R ARIVANANTHAM
CHENNAI, JAN 10
A 31-year-old widow, whose husband committed suicide nearly 8 months ago, was forced to sell her hair to feed her children after she was left neck deep in debt. The plight of the woman was posted on social media by a Good Samaritan and help poured in from all quarters.
The social media post won her financial assistance from philanthropists and also a job.
Prema of Ponnamapet in Salem had spent the last penny she had. With three hungry children, aged five, three and two years, to feed, Prema approached everyone she knew, but neither her neighbours nor her relatives would part with cash on the day considered auspicious.
When she was frantically trying for funds to feed her children, a man passing through her street offered to buy hair to make wigs. Prema immediately chopped off her hair and sold it for Rs.150 before spending Rs. 100 on food for her children. After feeding her children, she went to buy a bottle of insecticide but the shopkeeper sensed something amiss and refused to sell it.
After that she attempted to consume poisonous arali seeds (Nerium oleander), this time, her suicide attempt was stopped by her sister, said the Good Samaritan G. Bala, who had posted the plight of Prema on social media.
Prema narrated her story that she worked in a brick kiln along with her husband Selvam as daily wage earners, before that they had borrowed Rs. 2.5 lakhs for establishing a petty shop on their own, but they were cheated by many people and caught in debt trap.
A week after Prema took the extreme decision to end her life; she got a new lease life after a week through Good Samaritan Bala, who was a designer by profession. Bala’s post went viral on social media, as a result of this, Rs. 1.45 lakhs poured in from light-hearted people, in the same time, the district administration too sanctioned widow pension to her. A local brick kiln owner came forward to give her a job.
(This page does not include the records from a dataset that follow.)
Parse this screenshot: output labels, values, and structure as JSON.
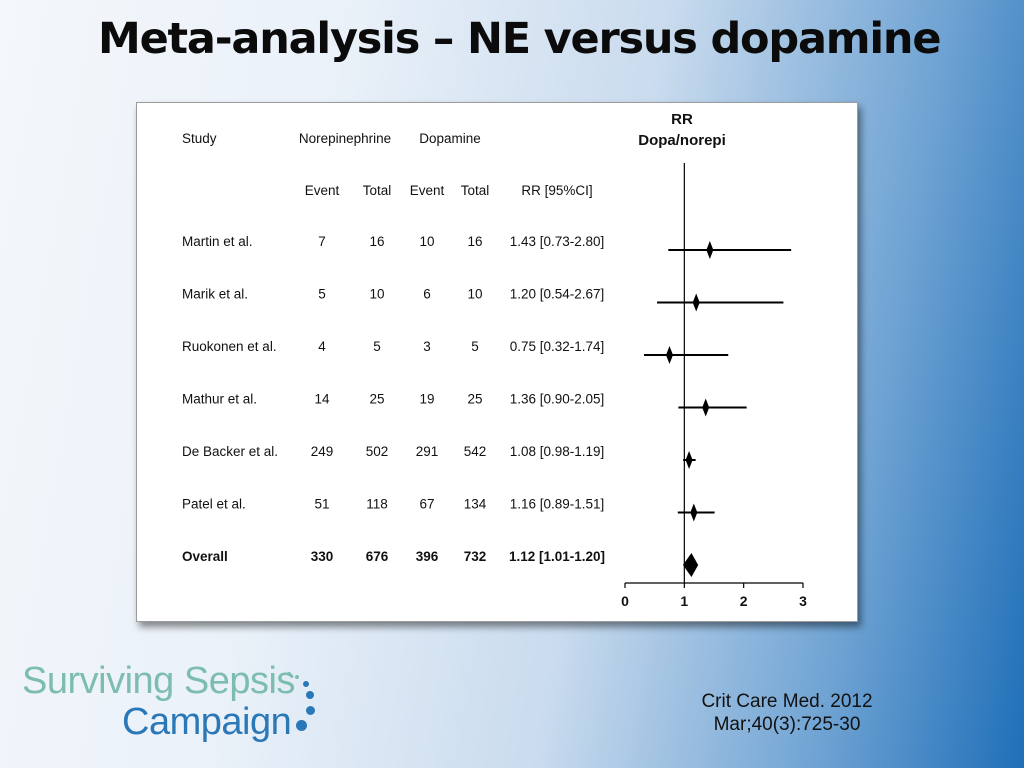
{
  "title": "Meta-analysis – NE versus dopamine",
  "citation": {
    "line1": "Crit Care Med. 2012",
    "line2": "Mar;40(3):725-30"
  },
  "logo": {
    "line1": "Surviving Sepsis",
    "line2": "Campaign"
  },
  "colors": {
    "logo_teal": "#7dbdb0",
    "logo_blue": "#2b78b8"
  },
  "chart_data": {
    "type": "forest",
    "plot_title_line1": "RR",
    "plot_title_line2": "Dopa/norepi",
    "group_headers": {
      "study": "Study",
      "ne": "Norepinephrine",
      "dopa": "Dopamine"
    },
    "columns": {
      "event": "Event",
      "total": "Total",
      "rr": "RR [95%CI]"
    },
    "xlim": [
      0,
      3
    ],
    "x_ticks": [
      0,
      1,
      2,
      3
    ],
    "null_line": 1,
    "rows": [
      {
        "study": "Martin et al.",
        "ne_event": "7",
        "ne_total": "16",
        "dopa_event": "10",
        "dopa_total": "16",
        "rr_text": "1.43 [0.73-2.80]",
        "rr": 1.43,
        "lo": 0.73,
        "hi": 2.8,
        "bold": false
      },
      {
        "study": "Marik et al.",
        "ne_event": "5",
        "ne_total": "10",
        "dopa_event": "6",
        "dopa_total": "10",
        "rr_text": "1.20 [0.54-2.67]",
        "rr": 1.2,
        "lo": 0.54,
        "hi": 2.67,
        "bold": false
      },
      {
        "study": "Ruokonen et al.",
        "ne_event": "4",
        "ne_total": "5",
        "dopa_event": "3",
        "dopa_total": "5",
        "rr_text": "0.75 [0.32-1.74]",
        "rr": 0.75,
        "lo": 0.32,
        "hi": 1.74,
        "bold": false
      },
      {
        "study": "Mathur et al.",
        "ne_event": "14",
        "ne_total": "25",
        "dopa_event": "19",
        "dopa_total": "25",
        "rr_text": "1.36 [0.90-2.05]",
        "rr": 1.36,
        "lo": 0.9,
        "hi": 2.05,
        "bold": false
      },
      {
        "study": "De Backer et al.",
        "ne_event": "249",
        "ne_total": "502",
        "dopa_event": "291",
        "dopa_total": "542",
        "rr_text": "1.08 [0.98-1.19]",
        "rr": 1.08,
        "lo": 0.98,
        "hi": 1.19,
        "bold": false
      },
      {
        "study": "Patel et al.",
        "ne_event": "51",
        "ne_total": "118",
        "dopa_event": "67",
        "dopa_total": "134",
        "rr_text": "1.16 [0.89-1.51]",
        "rr": 1.16,
        "lo": 0.89,
        "hi": 1.51,
        "bold": false
      },
      {
        "study": "Overall",
        "ne_event": "330",
        "ne_total": "676",
        "dopa_event": "396",
        "dopa_total": "732",
        "rr_text": "1.12 [1.01-1.20]",
        "rr": 1.12,
        "lo": 1.01,
        "hi": 1.2,
        "bold": true
      }
    ]
  }
}
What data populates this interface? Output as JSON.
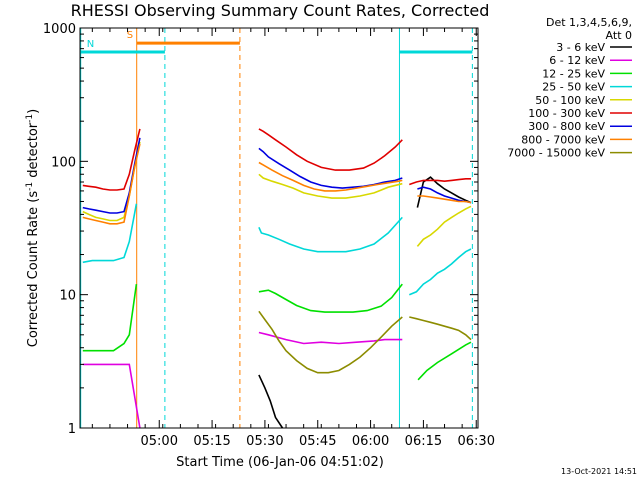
{
  "title": "RHESSI Observing Summary Count Rates, Corrected",
  "footer_date": "13-Oct-2021 14:51",
  "legend_header": [
    "Det 1,3,4,5,6,9,",
    "Att 0"
  ],
  "colors": {
    "background": "#ffffff",
    "axes": "#000000",
    "night": "#00d8d8",
    "saa": "#ff8000"
  },
  "chart_data": {
    "type": "line",
    "title": "RHESSI Observing Summary Count Rates, Corrected",
    "xlabel": "Start Time (06-Jan-06 04:51:02)",
    "ylabel": "Corrected Count Rate (s⁻¹ detector⁻¹)",
    "x_unit": "minutes after 04:51:02",
    "xlim": [
      -13.5,
      99.5
    ],
    "ylim": [
      1,
      1000
    ],
    "y_scale": "log",
    "xticks": [
      {
        "label": "05:00",
        "value": 9
      },
      {
        "label": "05:15",
        "value": 24
      },
      {
        "label": "05:30",
        "value": 39
      },
      {
        "label": "05:45",
        "value": 54
      },
      {
        "label": "06:00",
        "value": 69
      },
      {
        "label": "06:15",
        "value": 84
      },
      {
        "label": "06:30",
        "value": 99
      }
    ],
    "yticks": [
      {
        "label": "1",
        "value": 1
      },
      {
        "label": "10",
        "value": 10
      },
      {
        "label": "100",
        "value": 100
      },
      {
        "label": "1000",
        "value": 1000
      }
    ],
    "legend_position": "top-right",
    "series": [
      {
        "name": "3 - 6 keV",
        "color": "#000000",
        "segments": [
          {
            "x": [
              37.3,
              39,
              40.5,
              42,
              44
            ],
            "y": [
              2.5,
              2.0,
              1.6,
              1.2,
              1.0
            ]
          },
          {
            "x": [
              82.3,
              84,
              86,
              88,
              90,
              92,
              94,
              96,
              97.5
            ],
            "y": [
              45,
              70,
              76,
              68,
              62,
              58,
              54,
              51,
              49
            ]
          }
        ]
      },
      {
        "name": "6 - 12 keV",
        "color": "#e000e0",
        "segments": [
          {
            "x": [
              -12.7,
              -10,
              -7,
              -4,
              -1,
              0.5,
              3.5
            ],
            "y": [
              3.0,
              3.0,
              3.0,
              3.0,
              3.0,
              3.0,
              1.0
            ]
          },
          {
            "x": [
              37.3,
              40,
              45,
              50,
              55,
              60,
              65,
              70,
              73,
              78
            ],
            "y": [
              5.2,
              5.0,
              4.6,
              4.3,
              4.4,
              4.3,
              4.4,
              4.5,
              4.6,
              4.6
            ]
          }
        ]
      },
      {
        "name": "12 - 25 keV",
        "color": "#00e000",
        "segments": [
          {
            "x": [
              -12.7,
              -10,
              -7,
              -4,
              -1,
              0.5,
              2.5
            ],
            "y": [
              3.8,
              3.8,
              3.8,
              3.8,
              4.3,
              5.0,
              12.0
            ]
          },
          {
            "x": [
              37.3,
              40,
              42,
              45,
              48,
              52,
              56,
              60,
              64,
              68,
              72,
              75,
              78
            ],
            "y": [
              10.5,
              10.8,
              10.2,
              9.2,
              8.3,
              7.6,
              7.4,
              7.4,
              7.4,
              7.6,
              8.2,
              9.5,
              12.0
            ]
          },
          {
            "x": [
              82.5,
              85,
              88,
              92,
              96,
              97.5
            ],
            "y": [
              2.3,
              2.7,
              3.1,
              3.6,
              4.2,
              4.4
            ]
          }
        ]
      },
      {
        "name": "25 - 50 keV",
        "color": "#00d8d8",
        "segments": [
          {
            "x": [
              -12.7,
              -10,
              -7,
              -4,
              -1,
              0.5,
              2.5
            ],
            "y": [
              17.5,
              18,
              18,
              18,
              19,
              25,
              48
            ]
          },
          {
            "x": [
              37.3,
              38,
              40,
              43,
              46,
              50,
              54,
              58,
              62,
              66,
              70,
              74,
              78
            ],
            "y": [
              32,
              29,
              28,
              26,
              24,
              22,
              21,
              21,
              21,
              22,
              24,
              29,
              38
            ]
          },
          {
            "x": [
              80,
              82,
              84,
              86,
              88,
              90,
              92,
              94,
              96,
              97.5
            ],
            "y": [
              10,
              10.5,
              12,
              13,
              14.5,
              15.5,
              17,
              19,
              21,
              22
            ]
          }
        ]
      },
      {
        "name": "50 - 100 keV",
        "color": "#d8d800",
        "segments": [
          {
            "x": [
              -12.7,
              -11,
              -9,
              -7,
              -5,
              -3,
              -1,
              0.5,
              2,
              3.5
            ],
            "y": [
              42,
              40,
              38,
              37,
              36,
              36,
              38,
              55,
              90,
              140
            ]
          },
          {
            "x": [
              37.3,
              38.5,
              41,
              44,
              47,
              50,
              54,
              58,
              62,
              66,
              70,
              74,
              78
            ],
            "y": [
              80,
              75,
              71,
              67,
              63,
              58,
              55,
              53,
              53,
              55,
              58,
              64,
              68
            ]
          },
          {
            "x": [
              82.3,
              84,
              86,
              88,
              90,
              92,
              94,
              96,
              97.5
            ],
            "y": [
              23,
              26,
              28,
              31,
              35,
              38,
              41,
              44,
              46
            ]
          }
        ]
      },
      {
        "name": "100 - 300 keV",
        "color": "#e00000",
        "segments": [
          {
            "x": [
              -12.7,
              -11,
              -9,
              -7,
              -5,
              -3,
              -1,
              0.5,
              2,
              3.5
            ],
            "y": [
              66,
              65,
              64,
              62,
              61,
              61,
              62,
              80,
              120,
              175
            ]
          },
          {
            "x": [
              37.3,
              38.5,
              40,
              42,
              45,
              48,
              51,
              55,
              59,
              63,
              67,
              70,
              73,
              76,
              78
            ],
            "y": [
              175,
              168,
              158,
              145,
              128,
              112,
              100,
              90,
              86,
              86,
              89,
              97,
              110,
              128,
              145
            ]
          },
          {
            "x": [
              80,
              82,
              84,
              86,
              88,
              90,
              92,
              94,
              96,
              97.5
            ],
            "y": [
              67,
              70,
              72,
              72,
              72,
              71,
              72,
              73,
              74,
              74
            ]
          }
        ]
      },
      {
        "name": "300 - 800 keV",
        "color": "#0000e0",
        "segments": [
          {
            "x": [
              -12.7,
              -11,
              -9,
              -7,
              -5,
              -3,
              -1,
              0.5,
              2,
              3.5
            ],
            "y": [
              45,
              44,
              43,
              42,
              41,
              41,
              42,
              58,
              95,
              150
            ]
          },
          {
            "x": [
              37.3,
              38.5,
              40,
              43,
              46,
              49,
              52,
              55,
              58,
              61,
              64,
              67,
              70,
              73,
              76,
              78
            ],
            "y": [
              125,
              118,
              108,
              96,
              86,
              77,
              70,
              66,
              64,
              63,
              64,
              65,
              67,
              70,
              72,
              75
            ]
          },
          {
            "x": [
              82.3,
              84,
              86,
              88,
              90,
              92,
              94,
              96,
              97.5
            ],
            "y": [
              62,
              64,
              62,
              58,
              55,
              53,
              51,
              50,
              49
            ]
          }
        ]
      },
      {
        "name": "800 - 7000 keV",
        "color": "#ff8000",
        "segments": [
          {
            "x": [
              -12.7,
              -11,
              -9,
              -7,
              -5,
              -3,
              -1,
              0.5,
              2,
              3.5
            ],
            "y": [
              38,
              37,
              36,
              35,
              34,
              34,
              35,
              55,
              90,
              135
            ]
          },
          {
            "x": [
              37.3,
              38.5,
              41,
              44,
              47,
              50,
              53,
              56,
              59,
              62,
              65,
              68,
              71,
              74,
              77,
              78
            ],
            "y": [
              98,
              94,
              86,
              78,
              72,
              66,
              62,
              60,
              60,
              61,
              63,
              65,
              67,
              69,
              71,
              72
            ]
          },
          {
            "x": [
              82.3,
              84,
              86,
              88,
              90,
              92,
              94,
              96,
              97.5
            ],
            "y": [
              55,
              55,
              54,
              53,
              52,
              51,
              50,
              50,
              49
            ]
          }
        ]
      },
      {
        "name": "7000 - 15000 keV",
        "color": "#8c8c00",
        "segments": [
          {
            "x": [
              37.3,
              39,
              41,
              43,
              45,
              48,
              51,
              54,
              57,
              60,
              63,
              66,
              69,
              72,
              75,
              78
            ],
            "y": [
              7.5,
              6.5,
              5.5,
              4.5,
              3.8,
              3.2,
              2.8,
              2.6,
              2.6,
              2.7,
              3.0,
              3.4,
              4.0,
              4.8,
              5.8,
              6.8
            ]
          },
          {
            "x": [
              80,
              82,
              84,
              86,
              88,
              90,
              92,
              94,
              96,
              97.5
            ],
            "y": [
              6.8,
              6.6,
              6.4,
              6.2,
              6.0,
              5.8,
              5.6,
              5.4,
              5.0,
              4.6
            ]
          }
        ]
      }
    ],
    "bars": [
      {
        "label": "S",
        "color": "#ff8000",
        "x_start": 2.6,
        "x_end": 31.9,
        "marker_value": 3.0,
        "at_top": 770
      },
      {
        "label": "N",
        "color": "#00d8d8",
        "x_start": -13.3,
        "x_end": 10.6,
        "marker_value": 10.0,
        "at_top": 660
      },
      {
        "label": "",
        "color": "#00d8d8",
        "x_start": 77.2,
        "x_end": 97.9,
        "marker_value": null,
        "at_top": 660
      }
    ],
    "vlines": [
      {
        "x": 2.6,
        "color": "#ff8000",
        "style": "solid"
      },
      {
        "x": 31.9,
        "color": "#ff8000",
        "style": "dashed"
      },
      {
        "x": -13.3,
        "color": "#00d8d8",
        "style": "solid"
      },
      {
        "x": 10.6,
        "color": "#00d8d8",
        "style": "dashed"
      },
      {
        "x": 77.2,
        "color": "#00d8d8",
        "style": "solid"
      },
      {
        "x": 97.9,
        "color": "#00d8d8",
        "style": "dashed"
      }
    ]
  }
}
Ecstatic over the support received from light-hearted people, Prema promised that she will never think of committing suicide and appealed Bala to remove the social media post.
The Good Samaritan Bala’s own story was the inspiration to Prema. When Bala was in his childhood, the family was trapped in poverty, his mother sold old newspaper for Rs. 4 and bought rice and cooked it. Bala’s mother tried to commit suicide, but she was saved by the relatives, Bala narrated her story to Prema.